In February 2013 Tokcan and the other suspects were indicted on multiple charges including gun trafficking, possession of unlicensed firearms, kidnapping, influence peddling and looting in 13 separate instances. The prosecutor asked for up to 25 years in prison for Tokcan and his associates.

In April 2014 Tokcan filed a complaint against the prosecutors and police investigators who had looked into his organized crime syndicate, claiming he was targeted by the special team of investigators because of his affection and support for Erdoğan. He claimed the same team that investigated Erdoğan’s corruption network that was exposed in December 2013 also set their sights on him. The complaint was publicized by the Sabah daily, owned by Erdoğan’s family. As a result, Tokcan and his brother Ali were released from pre-trial detention in June 2014.

To pay his debt to President Erdoğan, Tokcan established the New Ottomans: Caucasian Association for the 2023 Goal (Hedef 2023 Kafkasyalılar Derneği: yeni Osmanlilar) on November 22, 2014, echoing the same goal set out by Erdoğan in his election campaign for celebrating the centennial of the establishment of the Turkish Republic. Erdoğan advisor Hürriyet Ersoy attended the inauguration ceremony held at Istanbul’s Divan Hotel. In the 2015 elections, he even applied to run for parliament on Erdoğan’s ruling Justice and Development Party (AKP) ticket from his home province of Düzce

In the meantime, prosecutor Sarıkaya, head of the organized crime unit Nazmi Ardic, deputy head of the counterterrorism unit Hayati Başdağ and deputy Istanbul police chief Ali Fuat Yılmazer, who were all involved in the investigation and prosecution of Tokcan, were later jailed on trumped-up charges by the government.

Unlike Erdoğan, former presidents rarely used allegations of slander or libel in criminal complaints against critics and opponents. The Turkish president has brought legal action on insult charges against 38,581 people during his time in office as president, compared to a total of 1,716 insult cases launched by five presidents before him. The huge spike in defamation cases during Erdoğan’s tenure drew the attention of European inter-governmental organizations as well.

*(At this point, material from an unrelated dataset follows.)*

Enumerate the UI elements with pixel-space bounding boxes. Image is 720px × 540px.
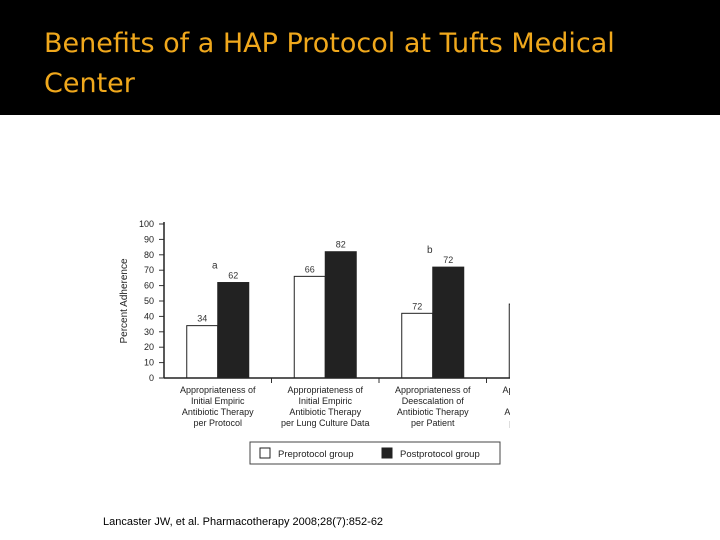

Turkey is ranked 153rd among 180 countries in the 2021 World Press Freedom Index released by Reporters Without Borders (RSF) on April 17, 2021. According to the Stockholm Center for Freedom’s “Jailed and Wanted Journalists in Turkey” database, as of November 17, 2021, 161 journalists were behind bars in Turkey and 167 are wanted and either in exile or at large. At least 811 journalists have been arrested since President Erdoğan came to power in 2002 according to a report by an opposition lawmaker who released figures on January 10, 2021.